Apple is set to make an announcement regarding the future of its cash reserves – cash reserves that have exceeded $100 Billion – tomorrow.
Rumoured announcements range from everything from a dividend release to the purchase of a major company to a donation to the US government for debt repayment. We weigh in below about what we think will actually happen tomorrow and its effect on stock price.
Let’s get the ridiculous idea out of the way first: Apple is not paying down any of the United States debt. US debt currently sits around $15.5 trillion dollars. Even if Apple were to put every penny of their cash reserves into their governments debt repayment plans, it wouldn’t cover a single percentage point of the debt owed. Put another way: the $100 billion they’ve got in the bank wouldn’t even pay down the interest the US government can expect to accumulate this year alone.
Also, debt repayment for the US government would do nothing regarding Apple’s bottom line, and given that the company has managed to save that cash based on their existing strategy, there is no reason for them to change it any time soon.
With that ludicrousness out of the way, let’s get to what is far more likely: a dividend and a major company acquisition.
A lot of people are saying that Twitter will be added to Apple’s portfolio, and we’re iffy about it for one reason: the service still doesn’t rake in the cash in Apple’s trademark style, but that doesn’t mean the company couldn’t change that with a new implementation for developers or other customers. The Cupertino company has also been implementing Twitter into all of their operating systems lately, so it does make sense that they would make the collaboration official. But it just doesn’t seem Apple enough. Again, however, Apple has failed quite miserably with its Ping social networking service, so swapping that out for Twitter in iTunes would make a lot of sense. There are really so many ways this could go.
The one way that it does seem obvious to go is in dividend payment. It hasn’t taken long for Tim Cook to make his own mark on Apple since Steve Jobs’s passing in October of last year. Almost immediately following Steve’s death, he announced a major donation to cancer research, something Steve was opposed to doing. Now, we’re looking at discussing Apple’s finances which Steve would have never done – proven by the fact that, well, he didn’t.

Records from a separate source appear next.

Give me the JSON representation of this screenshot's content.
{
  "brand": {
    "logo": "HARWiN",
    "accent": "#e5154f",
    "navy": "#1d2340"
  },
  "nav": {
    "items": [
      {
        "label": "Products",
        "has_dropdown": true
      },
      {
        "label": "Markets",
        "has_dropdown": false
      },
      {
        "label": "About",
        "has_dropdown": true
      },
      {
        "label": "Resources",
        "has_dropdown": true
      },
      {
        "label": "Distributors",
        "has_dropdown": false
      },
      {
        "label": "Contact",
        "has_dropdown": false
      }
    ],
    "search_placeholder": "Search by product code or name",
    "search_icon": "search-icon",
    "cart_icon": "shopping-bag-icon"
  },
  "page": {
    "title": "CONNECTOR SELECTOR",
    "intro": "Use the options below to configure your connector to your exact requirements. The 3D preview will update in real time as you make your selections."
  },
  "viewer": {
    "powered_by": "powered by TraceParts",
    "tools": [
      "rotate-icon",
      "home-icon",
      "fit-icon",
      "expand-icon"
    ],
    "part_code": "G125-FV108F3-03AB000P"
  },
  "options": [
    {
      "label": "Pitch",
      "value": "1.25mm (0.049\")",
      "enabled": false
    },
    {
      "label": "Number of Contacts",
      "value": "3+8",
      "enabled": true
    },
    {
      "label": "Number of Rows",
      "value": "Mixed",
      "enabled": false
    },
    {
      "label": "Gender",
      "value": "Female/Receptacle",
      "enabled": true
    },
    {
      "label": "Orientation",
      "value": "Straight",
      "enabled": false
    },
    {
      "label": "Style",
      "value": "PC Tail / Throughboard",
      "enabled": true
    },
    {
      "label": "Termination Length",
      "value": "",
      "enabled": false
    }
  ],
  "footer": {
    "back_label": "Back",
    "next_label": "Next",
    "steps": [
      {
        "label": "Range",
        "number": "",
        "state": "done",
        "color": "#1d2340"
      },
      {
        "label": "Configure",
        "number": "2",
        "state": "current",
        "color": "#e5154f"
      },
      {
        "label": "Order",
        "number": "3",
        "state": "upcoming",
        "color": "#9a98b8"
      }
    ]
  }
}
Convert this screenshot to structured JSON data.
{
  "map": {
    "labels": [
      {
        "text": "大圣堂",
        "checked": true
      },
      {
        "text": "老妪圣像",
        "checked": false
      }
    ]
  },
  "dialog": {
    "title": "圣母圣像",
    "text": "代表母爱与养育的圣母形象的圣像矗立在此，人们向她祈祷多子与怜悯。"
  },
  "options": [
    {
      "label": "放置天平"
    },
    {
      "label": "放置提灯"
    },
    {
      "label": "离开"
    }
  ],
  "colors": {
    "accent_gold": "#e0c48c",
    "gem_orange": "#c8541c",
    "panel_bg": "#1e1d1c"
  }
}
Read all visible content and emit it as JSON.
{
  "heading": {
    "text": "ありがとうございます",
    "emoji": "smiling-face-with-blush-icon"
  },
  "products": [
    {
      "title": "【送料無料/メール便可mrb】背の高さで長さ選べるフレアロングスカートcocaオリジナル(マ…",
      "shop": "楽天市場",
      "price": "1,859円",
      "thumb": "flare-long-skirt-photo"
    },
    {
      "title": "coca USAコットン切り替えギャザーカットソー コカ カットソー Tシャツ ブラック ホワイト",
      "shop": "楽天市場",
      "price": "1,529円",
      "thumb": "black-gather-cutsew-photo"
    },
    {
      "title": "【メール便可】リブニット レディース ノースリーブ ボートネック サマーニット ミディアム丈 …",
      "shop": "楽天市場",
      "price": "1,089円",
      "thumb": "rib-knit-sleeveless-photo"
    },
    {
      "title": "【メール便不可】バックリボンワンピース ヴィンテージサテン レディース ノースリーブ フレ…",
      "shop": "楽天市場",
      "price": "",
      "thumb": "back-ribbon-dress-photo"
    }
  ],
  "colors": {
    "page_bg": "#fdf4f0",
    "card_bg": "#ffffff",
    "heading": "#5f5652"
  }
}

What will we see in terms of dividends? Well, this announcement’s timing does signal that whatever is revealed will have a huge impact on the company’s stock price. Companies just don’t announce these kinds of things on Sunday night and hold the phone-in press conference on a Monday morning at 6am unless they need to avoid a rush of people buying their stock. This also tells us that Apple’s stock is almost surely going to skyrocket after tomorrow’s early morning announcement. If it were a negative announcement, it would either be detailed in a press release, or if given a public conference at all, announced during the week.
Our money says that if a dividend is to happen, it would only apply to those who have held Apple stock for at least a period of six months, but perhaps based on this timing, they may extend it to anyone who had stock before the markets open on Monday.
Let’s also be very clear about the dividend payment here: Apple is most certainly not going to be spending all its cash for any reason. We don’t put Apple’s spending at more than thirty percent of what they’ve got in the bank, or about $30 billion. That would amount to $3 per share, assuming the entire spend is on dividends, which is not at all how we see things going.
In all likelihood, we’re looking at a short but complex agreement to buy out a major company. Nothing like Microsoft or Twitter, but a company that will change what Apple does in business. Not a major fundamental change, but clearly one that will ripple in the industry going forward, if it doesn’t cause a tidal wave.
AAPL sits at $585.57 as of this writing.
UPDATE: Apple has announced that they will offer dividends in the amount of $2.60 per share, as well as begin buying back shares from those who want to sell them back to the company. Before you say “this isn’t what Steve would have wanted,” remember that Steve Jobs wanted for Apple to carve out its own path under its new leadership. Based on that, this is exactly what he’d have wanted. Unfortunately, we didn’t hear of any Twitter buyout, but that doesn’t mean it won’t happen. Apple wouldn’t typically announce these things, but given the size and magnitude of Twitter, it wouldn’t have surprised us that they’d do something a little more public for it. In any case, it seems they know what they’re doing; AAPL shares closed the day of the announcement over $600, a gain of 2% over the previous trading day.